If you caught Jackie Fuchs’ $87,000 Jeopardy! winning streak last week but tend to channel surf during Alex Trebek’s contestant Q&A, you might’ve missed when the brilliant blonde attorney dropped a bomb. Make that a Cherry Bomb! Asked about her rock and roll past, the champ revealed that she’d been the bassist in the Runaways. Yep, Fuchs was a teenaged Merit Scholar granted early admission to UCLA but blew it off to join the fledgling girl band that paved the way for, well, just about every gutsy guitar-driven female artist on your playlist for the last 40-something years.
Fuchs believes being older than the other contestants helped her in some categories.

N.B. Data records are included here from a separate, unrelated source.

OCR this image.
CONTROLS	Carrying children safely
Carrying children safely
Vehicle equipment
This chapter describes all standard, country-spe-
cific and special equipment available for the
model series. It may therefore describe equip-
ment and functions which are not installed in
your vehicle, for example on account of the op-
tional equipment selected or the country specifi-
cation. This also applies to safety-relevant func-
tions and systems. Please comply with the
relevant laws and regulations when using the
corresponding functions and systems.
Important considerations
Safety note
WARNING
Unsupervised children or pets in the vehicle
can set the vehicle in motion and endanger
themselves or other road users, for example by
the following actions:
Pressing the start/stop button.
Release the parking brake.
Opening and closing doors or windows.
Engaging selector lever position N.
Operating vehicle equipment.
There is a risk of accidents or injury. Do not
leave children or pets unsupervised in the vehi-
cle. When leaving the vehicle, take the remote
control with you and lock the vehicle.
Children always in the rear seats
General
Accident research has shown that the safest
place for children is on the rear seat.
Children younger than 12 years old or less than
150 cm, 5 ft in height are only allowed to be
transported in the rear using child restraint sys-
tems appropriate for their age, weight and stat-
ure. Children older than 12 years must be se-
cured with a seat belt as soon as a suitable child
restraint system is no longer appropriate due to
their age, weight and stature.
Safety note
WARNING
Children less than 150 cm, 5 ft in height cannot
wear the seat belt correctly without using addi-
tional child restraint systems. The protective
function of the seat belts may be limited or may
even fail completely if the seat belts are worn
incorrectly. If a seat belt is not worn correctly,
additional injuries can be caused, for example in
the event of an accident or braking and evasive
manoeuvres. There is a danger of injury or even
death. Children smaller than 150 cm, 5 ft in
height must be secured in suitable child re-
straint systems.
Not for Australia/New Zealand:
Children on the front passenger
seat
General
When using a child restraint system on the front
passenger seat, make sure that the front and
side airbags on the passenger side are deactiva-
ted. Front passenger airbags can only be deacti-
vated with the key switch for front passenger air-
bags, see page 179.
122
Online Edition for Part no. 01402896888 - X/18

“I told the producers that I wouldn’t talk about it unless I made it to day three, because there’s more to me, and I wanted people to get to know my more fun, quirky side,” Fuchs—who went by Jackie Fox back in the day (1975 through 1977)—told online music mag Pitchfork. “But I had to talk about it because we have some really great fans and I thought it would be nice to acknowledge them in that way.”
Fuchs said she thinks being older than the other contestants helped her in some categories, but surprisingly, Fuchs missed a few pop-music questions. “It’s not my strongest category,” she admitted. “I was much more comfortable with fourth-century literature, and I would have been thrilled had the dreaded opera category come up.” She no doubt would’ve aced a legal category, too, having attended Harvard Law (with classmate Barack Obama).
Jackie Fuchs: Scratching the Creative Itch
But on the episode airing December 20, Fuchs was clearly not her usual on-point, buzzer-punching self. Her unexpectedly poor performance was due to a scary-serious hyperglycemic episode that she thought might have been a stroke. “I couldn’t get my hands to work,” she told TMZ. “My brain was seeing one thing and mouth was saying another.” After a break, Fuchs finished the show out of respect for her challengers.
Though her reign ended, Fuchs is still a champ in our book for her positive outlook. No longer active as a musician, she shines in her law practice and writes fiction on the side to “scratch that creative itch,” she said. “I’m just trying to figure out what act three is … and kind of just enjoying life!”